Bizi düşmanlarımız değil, tek bir Ümmet olmamamız yıkıyor.
Boynumuzda zamanın İmamına, Emîrine biat ve itaat bağı olmaması
yıkıyor.
İslam ahlakına uyan faziletli, vasıflı, güçlü, üstün ve meziyetli
Müslümanlar olamadığımız için sürünüyoruz.
Paraya, mala, zenginliğe, lükse, konfora, keyfe, rahata, lüks
meskenlere, lüks otomobillere, lüks hayat tarzına, israfa çok
düşkün olduğumuz için zelil vaziyetteyiz.

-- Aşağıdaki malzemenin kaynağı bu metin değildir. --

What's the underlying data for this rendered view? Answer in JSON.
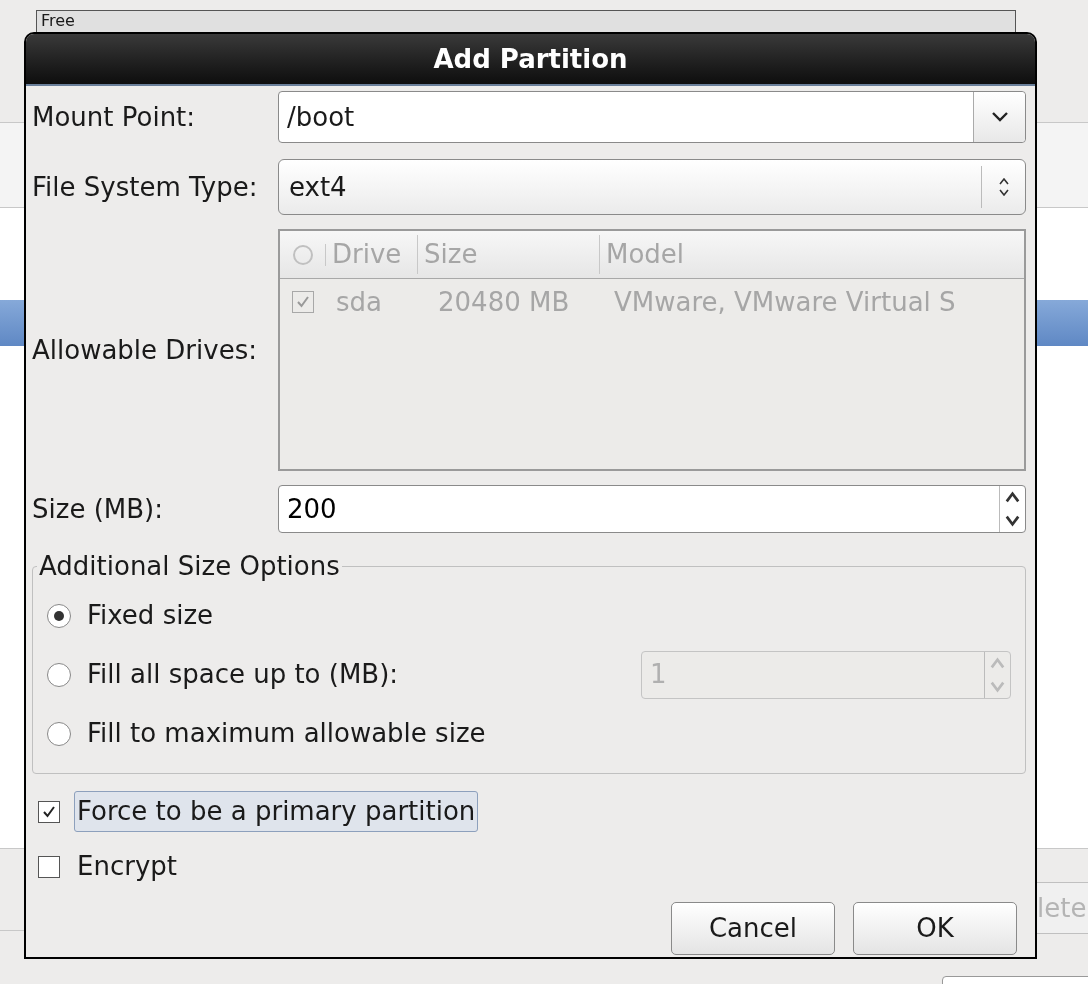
{
  "background": {
    "list_header": "Free",
    "button": "lete"
  },
  "dialog": {
    "title": "Add Partition",
    "mount_point": {
      "label": "Mount Point:",
      "value": "/boot"
    },
    "file_system_type": {
      "label": "File System Type:",
      "value": "ext4"
    },
    "allowable_drives": {
      "label": "Allowable Drives:",
      "disabled": true,
      "columns": [
        "Drive",
        "Size",
        "Model"
      ],
      "rows": [
        {
          "checked": true,
          "drive": "sda",
          "size": "20480 MB",
          "model": "VMware, VMware Virtual S"
        }
      ]
    },
    "size": {
      "label": "Size (MB):",
      "value": "200"
    },
    "size_options": {
      "title": "Additional Size Options",
      "options": [
        {
          "label": "Fixed size",
          "selected": true
        },
        {
          "label": "Fill all space up to (MB):",
          "selected": false,
          "field": {
            "value": "1",
            "disabled": true
          }
        },
        {
          "label": "Fill to maximum allowable size",
          "selected": false
        }
      ]
    },
    "checkboxes": [
      {
        "label": "Force to be a primary partition",
        "checked": true,
        "focused": true
      },
      {
        "label": "Encrypt",
        "checked": false,
        "focused": false
      }
    ],
    "buttons": [
      "Cancel",
      "OK"
    ]
  }
}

Efendimiz (Salat ve selam olsun ona) “Siz birbirinizi sevmedikçe
mü’min olamazsınız” buyuruyor ve bizim bir kısmımız, sevmekten
geçtim, birbirimizin gözünü oyuyoruz.
Bizi bedevilik yıkıyor.
Bizi cemaat, tarikat, hizip, fırka, grup, parça holiganlıkları,
militanlıkları, fanatizmleri yıkıyor.
Düşmanlarımız çok güçlü değil, biz çok zayıfız.
Lafa, kuru edebiyata gelince mangalda kül bırakmıyoruz ama işe
gelince pek yaya kalıyoruz.
Medya, eğitim, kültür, sanat konusunda nal topluyoruz.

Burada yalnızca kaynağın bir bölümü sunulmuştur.